Use variable pricing or dynamic pricing anchored to demand changes.
Each pricing tool in the list has its own design parameters and considerations for effective use, and each one merits its own in-depth discussion. Plus, as mentioned earlier, this is by no means a comprehensive list of the available tools. New tools are constantly emerging with technology and with a better understanding of buyer psychology. The main lesson is that all the important work for the pricing decision maker lies in choosing and applying these tools and developing an effective price structure for their products.
Conclusion
When the pricing decision maker makes decisions through the lens of the price structure instead of the price level, they have far more flexibility and greater opportunities to improve the performance of their pricing strategy. As a result, they can pursue the seemingly impossible goals of delivering greater value to customers and concurrently increasing the company’s revenue and profit. They can improve price realization, i.e., earn higher prices, without raising asking prices, or even by selectively lowering them. A more complex price structure that accounts for differences between customers will result in bigger payoffs for the company.

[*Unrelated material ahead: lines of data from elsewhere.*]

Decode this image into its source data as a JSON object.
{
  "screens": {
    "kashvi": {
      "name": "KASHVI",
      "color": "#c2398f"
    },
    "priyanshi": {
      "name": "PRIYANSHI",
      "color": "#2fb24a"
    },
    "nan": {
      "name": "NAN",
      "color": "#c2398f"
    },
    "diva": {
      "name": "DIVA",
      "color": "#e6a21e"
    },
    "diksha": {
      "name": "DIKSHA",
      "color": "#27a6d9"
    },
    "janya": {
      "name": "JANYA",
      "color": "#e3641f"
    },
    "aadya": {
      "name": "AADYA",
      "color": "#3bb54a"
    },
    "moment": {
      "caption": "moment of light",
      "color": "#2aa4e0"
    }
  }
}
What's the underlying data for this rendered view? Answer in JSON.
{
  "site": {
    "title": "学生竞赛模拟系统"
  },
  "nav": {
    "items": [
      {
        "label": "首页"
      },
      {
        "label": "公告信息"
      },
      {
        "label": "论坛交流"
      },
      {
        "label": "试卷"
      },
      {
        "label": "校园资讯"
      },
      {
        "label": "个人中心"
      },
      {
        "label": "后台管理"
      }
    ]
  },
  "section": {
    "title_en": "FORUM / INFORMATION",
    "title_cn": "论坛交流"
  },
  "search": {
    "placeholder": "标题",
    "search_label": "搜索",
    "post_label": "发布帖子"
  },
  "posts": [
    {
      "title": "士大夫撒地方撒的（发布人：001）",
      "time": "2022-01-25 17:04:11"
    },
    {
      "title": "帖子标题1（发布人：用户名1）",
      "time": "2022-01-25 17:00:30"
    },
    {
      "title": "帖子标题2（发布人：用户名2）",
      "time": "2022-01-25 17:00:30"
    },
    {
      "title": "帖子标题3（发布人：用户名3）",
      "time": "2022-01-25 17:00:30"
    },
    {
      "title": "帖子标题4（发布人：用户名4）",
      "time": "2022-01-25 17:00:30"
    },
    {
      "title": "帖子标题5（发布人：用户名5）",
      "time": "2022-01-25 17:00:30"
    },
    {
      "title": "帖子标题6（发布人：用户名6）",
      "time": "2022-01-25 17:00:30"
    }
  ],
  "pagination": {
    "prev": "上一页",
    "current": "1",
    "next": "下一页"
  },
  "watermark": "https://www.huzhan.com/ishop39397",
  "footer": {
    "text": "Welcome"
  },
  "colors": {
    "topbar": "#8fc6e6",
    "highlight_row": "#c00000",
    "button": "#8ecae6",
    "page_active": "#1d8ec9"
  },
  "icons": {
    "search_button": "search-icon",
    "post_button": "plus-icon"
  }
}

I spent quite a bit of time and effort trying to find companies that sell just one product. I homed in on small startups like Chocbox, which became famous on TikTok for its Dubai chocolate making kit, and Veloci, a sneaker startup founded by Rice University undergraduate students that started with a single shoe called Ascent. In both cases, however, the brands have expanded their offerings to sell different types of chocolate (dark, milk) kits and dips in the case of Chocbox and different colors of Ascent and other models in the case of Veloci. It is my contention that brands offering just one item do not exist in equilibrium.
This is the main point, the punch line so to speak, of this note on price structure. The idea that average prices don’t have to be raised at all to increase the net benefit to both customers and the organization seems counter-intuitive at first glance. But this is the fundamental idea behind effective pricing strategy, and indeed, for making price decisions using the lens of price structure.
It is worth mentioning that EDLP in its pure form is more conceptual than practical. Virtually no company fixes it prices over a lengthy period. In the practical sense, an EDLP strategy plays out through narrower price bands, relatively shallow and infrequent price discounts, so that prices appear to change little and infrequently to customers.